Most crematoria incorporate a service chapel. You may wish to use this if you don't want to hold the service in a church or other location. However, if you do decide to hold the service in a Church or other location, you may choose to use the crematorium for the committal only.

Possessions, Clothing & Decoration of the Coffin

There are some restrictions on what is permitted to be included in a committal, for example metal objects and certain materials. Your funeral director can advise on these.

Music

You may wish to play music at the service. If so, many Crematoria will provide an organist, perhaps some pre-recorded music from which you can choose or a cassette or CD player on which you can play music of your choice. We can help with local advice.

The Committal

The end of the funeral ceremony is usually called the Committal. There may be a closing of curtains as the committal takes place, or the coffin may move gently from sight. Some people prefer for the coffin to be left on view until everyone has left. You can discuss your wishes with your Funeral Arranger.

Cremated Remains

You can choose for your loved ones Cremated Remains to be buried, scattered, or kept in a casket or other form of memorialisation. Because scattering and burial are final, we strongly recommend you allow time to consider all the options and discuss it with your family.

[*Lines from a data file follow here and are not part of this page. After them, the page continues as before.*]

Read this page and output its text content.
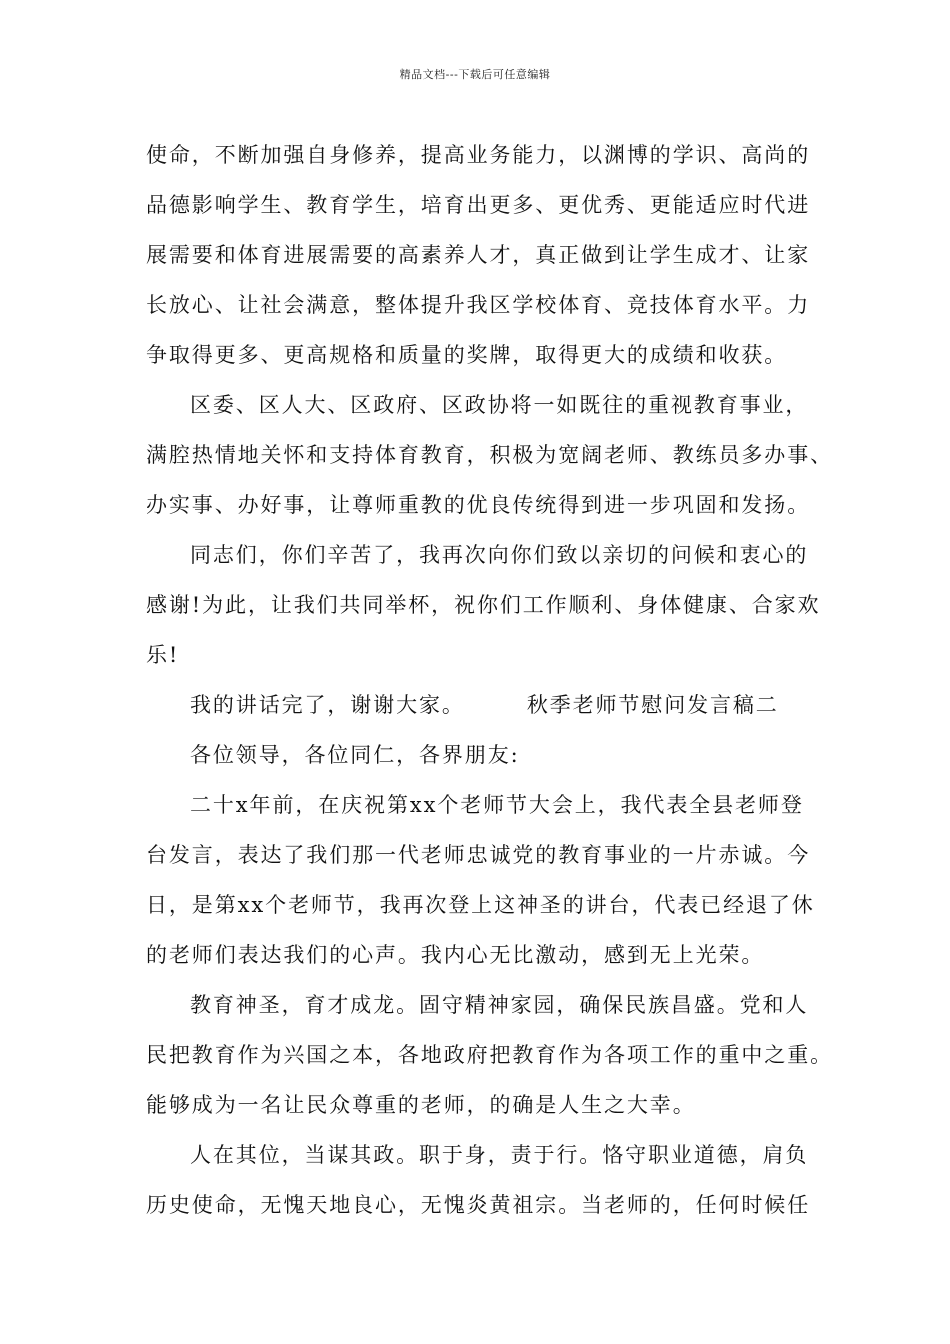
精品文档---下载后可任意编辑
使命，不断加强自身修养，提高业务能力，以渊博的学识、高尚的
品德影响学生、教育学生，培育出更多、更优秀、更能适应时代进
展需要和体育进展需要的高素养人才，真正做到让学生成才、让家
长放心、让社会满意，整体提升我区学校体育、竞技体育水平。力
争取得更多、更高规格和质量的奖牌，取得更大的成绩和收获。
区委、区人大、区政府、区政协将一如既往的重视教育事业，
满腔热情地关怀和支持体育教育，积极为宽阔老师、教练员多办事、
办实事、办好事，让尊师重教的优良传统得到进一步巩固和发扬。
同志们，你们辛苦了，我再次向你们致以亲切的问候和衷心的
感谢!为此，让我们共同举杯，祝你们工作顺利、身体健康、合家欢
乐!
我的讲话完了，谢谢大家。	秋季老师节慰问发言稿二
各位领导，各位同仁，各界朋友:
二十x年前，在庆祝第xx个老师节大会上，我代表全县老师登
台发言，表达了我们那一代老师忠诚党的教育事业的一片赤诚。今
日，是第xx个老师节，我再次登上这神圣的讲台，代表已经退了休
的老师们表达我们的心声。我内心无比激动，感到无上光荣。
教育神圣，育才成龙。固守精神家园，确保民族昌盛。党和人
民把教育作为兴国之本，各地政府把教育作为各项工作的重中之重。
能够成为一名让民众尊重的老师，的确是人生之大幸。
人在其位，当谋其政。职于身，责于行。恪守职业道德，肩负
历史使命，无愧天地良心，无愧炎黄祖宗。当老师的，任何时候任
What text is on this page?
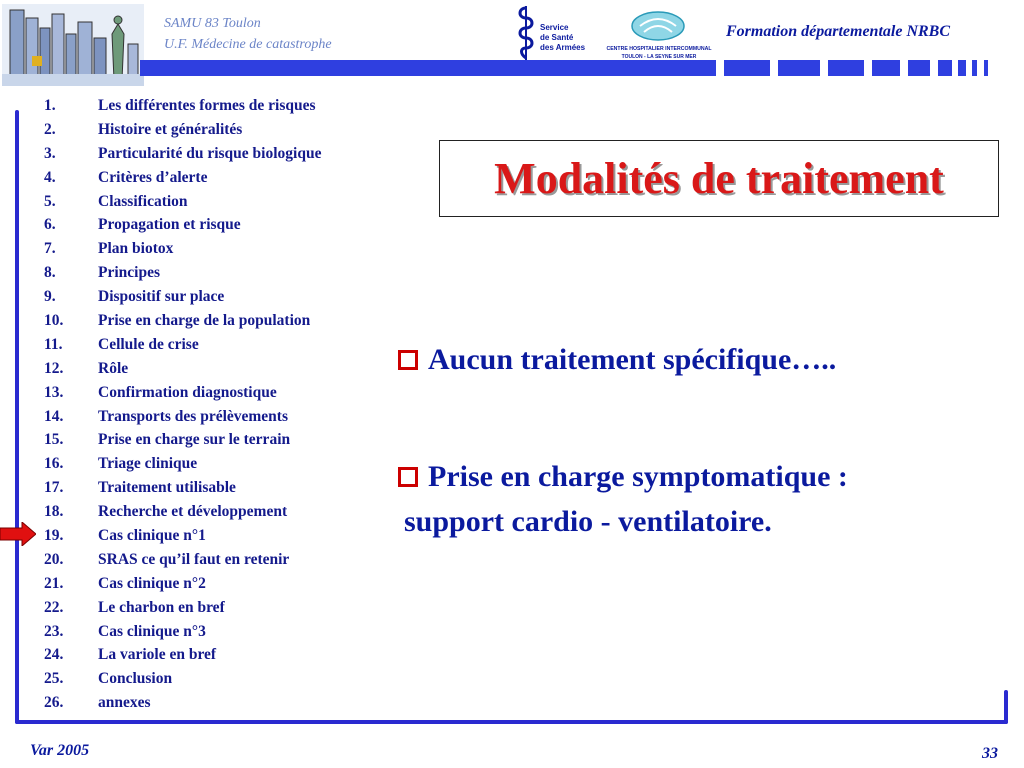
SAMU 83 Toulon
U.F. Médecine de catastrophe
Service
de Santé
des Armées	CENTRE HOSPITALIER INTERCOMMUNAL
TOULON - LA SEYNE SUR MER
Formation départementale NRBC
1.	Les différentes formes de risques
2.	Histoire et généralités
3.	Particularité du risque biologique
4.	Critères d’alerte
5.	Classification
6.	Propagation et risque
7.	Plan biotox
8.	Principes
9.	Dispositif sur place
10.	Prise en charge de la population
11.	Cellule de crise
12.	Rôle
13.	Confirmation diagnostique
14.	Transports des prélèvements
15.	Prise en charge sur le terrain
16.	Triage clinique
17.	Traitement utilisable
18.	Recherche et développement
19.	Cas clinique n°1
20.	SRAS ce qu’il faut en retenir
21.	Cas clinique n°2
22.	Le charbon en bref
23.	Cas clinique n°3
24.	La variole en bref
25.	Conclusion
26.	annexes
Modalités de traitement
Aucun traitement spécifique…..
Prise en charge symptomatique :
support cardio - ventilatoire.
Var 2005	33
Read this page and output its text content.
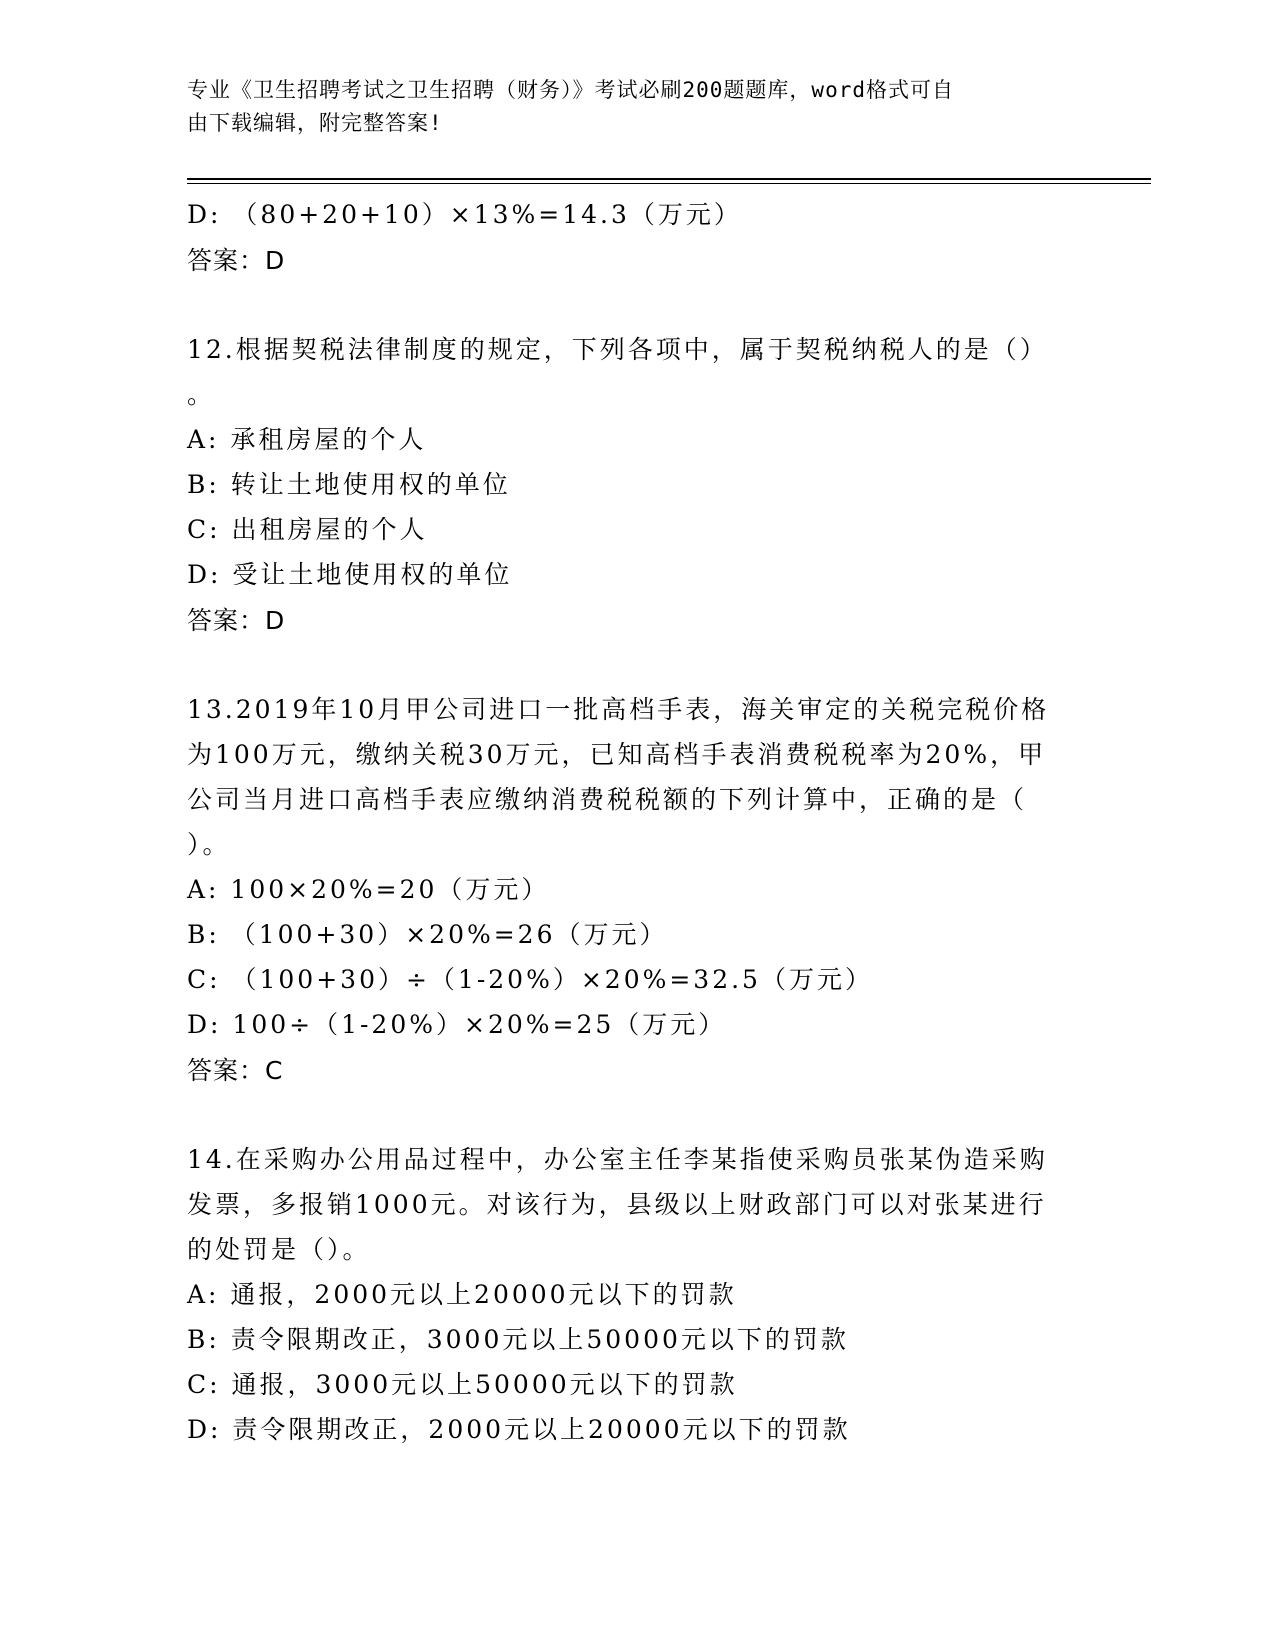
专业《卫生招聘考试之卫生招聘（财务）》考试必刷200题题库，word格式可自
由下载编辑，附完整答案!
D: （80+20+10）×13%=14.3（万元）
答案：D
12.根据契税法律制度的规定，下列各项中，属于契税纳税人的是（）
。
A: 承租房屋的个人
B: 转让土地使用权的单位
C: 出租房屋的个人
D: 受让土地使用权的单位
答案：D
13.2019年10月甲公司进口一批高档手表，海关审定的关税完税价格
为100万元，缴纳关税30万元，已知高档手表消费税税率为20%，甲
公司当月进口高档手表应缴纳消费税税额的下列计算中，正确的是（
）。
A: 100×20%=20（万元）
B: （100+30）×20%=26（万元）
C: （100+30）÷（1-20%）×20%=32.5（万元）
D: 100÷（1-20%）×20%=25（万元）
答案：C
14.在采购办公用品过程中，办公室主任李某指使采购员张某伪造采购
发票，多报销1000元。对该行为，县级以上财政部门可以对张某进行
的处罚是（）。
A: 通报，2000元以上20000元以下的罚款
B: 责令限期改正，3000元以上50000元以下的罚款
C: 通报，3000元以上50000元以下的罚款
D: 责令限期改正，2000元以上20000元以下的罚款
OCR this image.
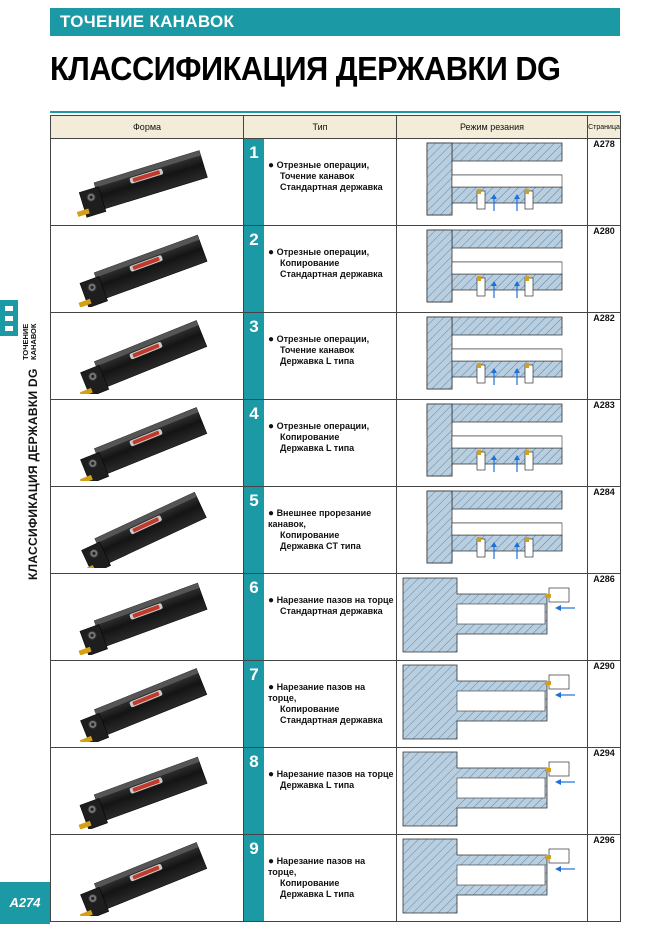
ТОЧЕНИЕ КАНАВОК
КЛАССИФИКАЦИЯ ДЕРЖАВКИ DG
ТОЧЕНИЕ КАНАВОК
КЛАССИФИКАЦИЯ ДЕРЖАВКИ DG
Форма	Тип	Режим резания	Страница

1
● Отрезные операции,
Точение канавок
Стандартная державка		A278

2
● Отрезные операции,
Копирование
Стандартная державка		A280

3
● Отрезные операции,
Точение канавок
Державка L типа		A282

4
● Отрезные операции,
Копирование
Державка L типа		A283

5
● Внешнее прорезание канавок,
Копирование
Державка CT типа		A284

6
● Нарезание пазов на торце
Стандартная державка		A286

7
● Нарезание пазов на торце,
Копирование
Стандартная державка		A290

8
● Нарезание пазов на торце
Державка L типа		A294

9
● Нарезание пазов на торце,
Копирование
Державка L типа		A296
A274
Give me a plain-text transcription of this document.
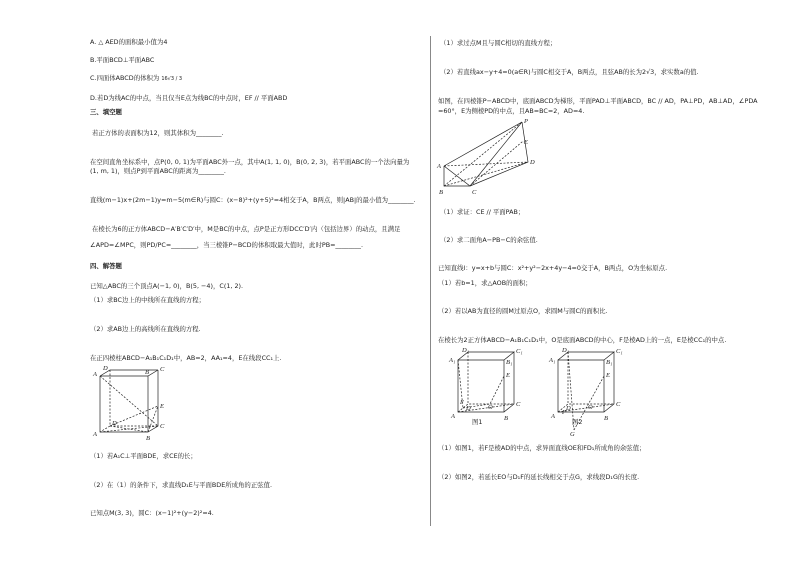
A. △ AED的面积最小值为4
B.平面BCD⊥平面ABC
C.四面体ABCD的体积为 16√3 / 3
D.若D为线AC的中点，当且仅当E点为线BC的中点时，EF // 平面ABD
三、填空题
若正方体的表面积为12，则其体积为________.
在空间直角坐标系中，点P(0, 0, 1)为平面ABC外一点，其中A(1, 1, 0)，B(0, 2, 3)，若平面ABC的一个法向量为
(1, m, 1)，则点P到平面ABC的距离为________.
直线(m−1)x+(2m−1)y=m−5(m∈R)与圆C：(x−8)²+(y+5)²=4相交于A，B两点，则|AB|的最小值为________.
在棱长为6的正方体ABCD−A′B′C′D′中，M是BC的中点，点P是正方形DCC′D′内（包括边界）的动点，且满足
∠APD=∠MPC，则PD/PC=________，当三棱锥P−BCD的体积取最大值时，此时PB=________.
四、解答题
已知△ABC的三个顶点A(−1, 0)，B(5, −4)，C(1, 2).
（1）求BC边上的中线所在直线的方程；
（2）求AB边上的高线所在直线的方程.
在正四棱柱ABCD−A₁B₁C₁D₁中，AB=2，AA₁=4，E在线段CC₁上.
A	B C
D
E
A
B
C
D
（1）若A₁C⊥平面BDE，求CE的长；
（2）在（1）的条件下，求直线D₁E与平面BDE所成角的正弦值.
已知点M(3, 3)，圆C：(x−1)²+(y−2)²=4.
（1）求过点M且与圆C相切的直线方程；
（2）若直线ax−y+4=0(a∈R)与圆C相交于A，B两点，且弦AB的长为2√3，求实数a的值.
如图，在四棱锥P−ABCD中，底面ABCD为梯形，平面PAD⊥平面ABCD，BC // AD，PA⊥PD，AB⊥AD，∠PDA
=60°，E为侧棱PD的中点，且AB=BC=2，AD=4.
P
E
D
A
B	C
（1）求证：CE // 平面PAB；
（2）求二面角A−PB−C的余弦值.
已知直线l：y=x+b与圆C：x²+y²−2x+4y−4=0交于A，B两点，O为坐标原点.
（1）若b=1，求△AOB的面积；
（2）若以AB为直径的圆M过原点O，求圆M与圆C的面积比.
在棱长为2正方体ABCD−A₁B₁C₁D₁中，O是底面ABCD的中心，F是棱AD上的一点，E是棱CC₁的中点.
D₁	C₁
A₁	B₁
E
F
O	C
A	B
D
图1
D₁	C₁
A₁	B₁
E
F
O	C
A	B
D
G
图2
（1）如图1，若F是棱AD的中点，求异面直线OE和FD₁所成角的余弦值；
（2）如图2，若延长EO与D₁F的延长线相交于点G，求线段D₁G的长度.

Burial of Cremated Remains

People who bury Cremated Remains do so for a variety of reasons. For instance, so they can visit the burial site, they can erect a memorial at the site or perhaps so that the Cremated Remains of more than one family can be placed together.

You can usually bury Cremated Remains:

  • In the grounds of the crematorium.
  • In a churchyard.
  • In an existing grave.
  • In a new cremation plot in a designated area of a cemetery or churchyard.

Keeping the Cremated Remains

Some people prefer to keep the Cremated Remains at home in a casket designed for that purpose. In some cases this is so that when a spouse or partner dies, the remains of both can be scattered or buried together. You can view a sample of our range of Cremated Remains Caskets on our Co-operative Memorials website here.

Other options for keeping Cremated Remains are to divide amongst family members or to place in a piece of jewellery, for example, in a specially designed locket.

Your local Midcounties Co-operative funeralcare funeral arranger will be able to advise you on the options available.

Scattering of Cremated Remains

You can usually scatter Cremated Remains:

  • In the grounds of the crematorium.
  • On a family grave.
  • In a woodland or moorland.
  • At a place with fond memories.
  • At sea.
  • Abroad.

Your Midcounties Co-operative funeral director will be able to advise who you need to speak to when making the arrangements.